Protective immunity against SARS-CoV-2 could last eight months or more | MDLinx
Protective immunity against SARS-CoV-2 could last eight months or more
MedicalXpress Breaking News-and-Events|January 7, 2021
New data suggest that nearly all COVID-19 survivors have the immune cells necessary to fight re-infection.
The findings, based on analyses of blood samples from 188 COVID-19 patients, suggest that responses to the novel coronavirus, SARS-CoV-2, from all major players in the "adaptive" immune system, which learns to fight specific pathogens, can last for at least eight months after the onset of symptoms from the initial infection.
"Our data suggest that the immune response is there—and it stays," LJI Professor Alessandro Sette, Dr. Biol.

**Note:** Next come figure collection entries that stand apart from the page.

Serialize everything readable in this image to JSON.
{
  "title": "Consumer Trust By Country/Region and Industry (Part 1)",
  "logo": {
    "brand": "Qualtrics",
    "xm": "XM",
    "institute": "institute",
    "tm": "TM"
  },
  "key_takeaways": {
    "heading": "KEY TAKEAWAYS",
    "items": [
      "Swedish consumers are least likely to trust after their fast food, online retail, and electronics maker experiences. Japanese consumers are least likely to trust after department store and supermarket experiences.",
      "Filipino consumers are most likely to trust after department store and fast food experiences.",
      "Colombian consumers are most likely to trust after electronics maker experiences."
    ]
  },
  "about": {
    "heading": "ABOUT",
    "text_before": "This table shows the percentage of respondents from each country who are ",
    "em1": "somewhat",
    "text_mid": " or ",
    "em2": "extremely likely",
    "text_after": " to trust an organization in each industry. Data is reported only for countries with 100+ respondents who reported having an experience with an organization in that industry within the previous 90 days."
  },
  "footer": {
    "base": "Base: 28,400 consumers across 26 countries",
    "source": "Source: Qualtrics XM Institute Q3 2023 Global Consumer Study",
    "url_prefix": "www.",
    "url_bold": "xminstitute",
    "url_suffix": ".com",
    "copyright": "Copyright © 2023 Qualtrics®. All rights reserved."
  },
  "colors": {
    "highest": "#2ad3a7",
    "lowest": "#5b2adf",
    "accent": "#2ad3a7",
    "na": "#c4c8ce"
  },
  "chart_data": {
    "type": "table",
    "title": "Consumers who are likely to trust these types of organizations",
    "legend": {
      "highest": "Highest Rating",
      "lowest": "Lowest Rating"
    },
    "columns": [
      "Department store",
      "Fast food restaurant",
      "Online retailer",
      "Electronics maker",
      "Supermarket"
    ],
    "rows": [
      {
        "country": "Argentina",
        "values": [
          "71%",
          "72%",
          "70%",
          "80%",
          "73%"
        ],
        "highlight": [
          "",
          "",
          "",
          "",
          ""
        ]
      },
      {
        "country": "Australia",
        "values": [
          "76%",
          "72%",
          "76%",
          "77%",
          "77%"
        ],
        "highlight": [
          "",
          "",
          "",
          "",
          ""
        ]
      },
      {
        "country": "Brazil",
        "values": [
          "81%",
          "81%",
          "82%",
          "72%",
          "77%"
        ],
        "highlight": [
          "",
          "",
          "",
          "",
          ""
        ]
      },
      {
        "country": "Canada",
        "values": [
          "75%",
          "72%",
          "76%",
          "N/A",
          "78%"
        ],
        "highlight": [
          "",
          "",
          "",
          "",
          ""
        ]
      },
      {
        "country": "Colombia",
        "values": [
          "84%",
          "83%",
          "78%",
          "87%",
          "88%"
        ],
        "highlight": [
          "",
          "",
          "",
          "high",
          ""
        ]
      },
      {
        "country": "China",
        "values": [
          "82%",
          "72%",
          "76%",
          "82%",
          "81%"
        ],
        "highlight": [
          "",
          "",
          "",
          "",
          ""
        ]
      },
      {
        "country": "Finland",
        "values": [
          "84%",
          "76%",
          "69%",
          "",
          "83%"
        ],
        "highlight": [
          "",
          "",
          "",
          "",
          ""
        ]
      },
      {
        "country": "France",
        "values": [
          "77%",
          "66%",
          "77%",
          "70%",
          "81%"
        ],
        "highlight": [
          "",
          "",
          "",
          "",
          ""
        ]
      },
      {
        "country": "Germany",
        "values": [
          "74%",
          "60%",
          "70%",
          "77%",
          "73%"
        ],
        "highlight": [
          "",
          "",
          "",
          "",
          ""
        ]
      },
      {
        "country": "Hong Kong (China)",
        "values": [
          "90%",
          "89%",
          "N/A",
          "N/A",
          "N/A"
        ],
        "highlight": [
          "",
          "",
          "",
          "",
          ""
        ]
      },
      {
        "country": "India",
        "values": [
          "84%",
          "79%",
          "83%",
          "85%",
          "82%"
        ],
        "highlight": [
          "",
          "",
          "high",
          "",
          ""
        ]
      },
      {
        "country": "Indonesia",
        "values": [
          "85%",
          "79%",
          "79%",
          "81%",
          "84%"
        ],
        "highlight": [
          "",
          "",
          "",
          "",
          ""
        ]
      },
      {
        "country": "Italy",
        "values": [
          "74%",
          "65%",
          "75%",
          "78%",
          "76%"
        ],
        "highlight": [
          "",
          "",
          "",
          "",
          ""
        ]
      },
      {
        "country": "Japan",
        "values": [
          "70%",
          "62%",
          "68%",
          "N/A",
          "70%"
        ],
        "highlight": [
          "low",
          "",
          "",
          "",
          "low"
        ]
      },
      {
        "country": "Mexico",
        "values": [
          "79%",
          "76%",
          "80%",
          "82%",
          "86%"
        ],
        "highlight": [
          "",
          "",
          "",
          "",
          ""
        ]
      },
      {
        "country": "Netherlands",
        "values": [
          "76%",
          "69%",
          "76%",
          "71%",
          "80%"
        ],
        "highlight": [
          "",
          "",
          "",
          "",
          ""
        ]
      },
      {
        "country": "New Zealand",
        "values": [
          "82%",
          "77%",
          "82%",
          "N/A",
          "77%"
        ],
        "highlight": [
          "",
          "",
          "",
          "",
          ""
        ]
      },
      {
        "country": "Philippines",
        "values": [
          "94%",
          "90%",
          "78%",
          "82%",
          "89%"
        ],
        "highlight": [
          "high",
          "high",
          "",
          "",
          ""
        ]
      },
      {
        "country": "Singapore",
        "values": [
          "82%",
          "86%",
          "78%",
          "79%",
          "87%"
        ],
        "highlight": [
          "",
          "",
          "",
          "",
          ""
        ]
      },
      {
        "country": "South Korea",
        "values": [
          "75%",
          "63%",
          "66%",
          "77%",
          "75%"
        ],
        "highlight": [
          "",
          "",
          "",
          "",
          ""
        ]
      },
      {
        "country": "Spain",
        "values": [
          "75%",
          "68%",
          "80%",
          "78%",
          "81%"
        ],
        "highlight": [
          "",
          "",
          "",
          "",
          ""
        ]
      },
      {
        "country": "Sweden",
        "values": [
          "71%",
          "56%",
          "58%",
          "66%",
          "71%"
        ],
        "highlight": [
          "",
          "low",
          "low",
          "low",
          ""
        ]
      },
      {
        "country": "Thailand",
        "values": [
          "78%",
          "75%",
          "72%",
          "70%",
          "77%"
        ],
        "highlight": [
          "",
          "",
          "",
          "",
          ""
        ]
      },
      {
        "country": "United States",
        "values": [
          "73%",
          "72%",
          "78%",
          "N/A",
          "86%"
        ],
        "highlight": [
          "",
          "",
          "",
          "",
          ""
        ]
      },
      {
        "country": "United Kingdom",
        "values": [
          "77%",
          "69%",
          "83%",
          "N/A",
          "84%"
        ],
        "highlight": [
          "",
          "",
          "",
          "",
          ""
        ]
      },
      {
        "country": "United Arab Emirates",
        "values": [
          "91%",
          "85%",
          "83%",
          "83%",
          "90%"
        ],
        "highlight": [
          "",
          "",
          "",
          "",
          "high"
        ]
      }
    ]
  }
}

Sci., who co-led the study with LJI Professor Shane Crotty, PhD, and LJI Research Assistant Professor Daniela Weiskopf, PhD.
"We measured antibodies, memory B cells, helper T cells and killer T cells all at the same time," says Crotty. "As far as we know, this is the largest study ever, for any acute infection, that has measured all four of those components of immune memory."
The findings, published in the January 6, 2021, online edition of Science, could mean that COVID-19 survivors have protective immunity against serious disease from the SARS-CoV-2 virus for months, perhaps years after infection.
The new study helps clarify some concerning COVID-19 data from other labs, which showed a dramatic drop-off of COVID-fighting antibodies in the months following infection. Some feared that this decline in antibodies meant that the body wouldn't be equipped to defend itself against reinfection.
Sette explains that a decline in antibodies is very normal. "Of course, the immune response decreases over time to a certain extent, but that's normal. That's what immune responses do. They have a first phase of ramping up, and after that fantastic expansion, eventually the immune response contracts somewhat and gets to a steady state," Sette says.
The researchers found that virus-specific antibodies do persist in the bloodstream months after infection. Importantly the body also has immune cells called memory B cells at the ready. If a person encounters SARS-CoV-2 again, these memory B cells could reactivate and produce SARS-CoV-2 antibodies to fight re-infection.
The SARS-CoV-2 virus uses its "spike" protein to initiate infection of human cells, so the researchers looked for memory B cells specific for the SARS-CoV-2 spike. They found that spike-specific memory B cells actually increased in the blood six months after infection.
COVID-19 survivors also had an army of T cells ready to fight reinfection. Memory CD4+ "helper" T cells lingered, ready to trigger an immune response if they saw SARS-CoV-2 again. Many memory CB8+ "killer" T cells also remained, ready to destroy infected cells and halt a reinfection.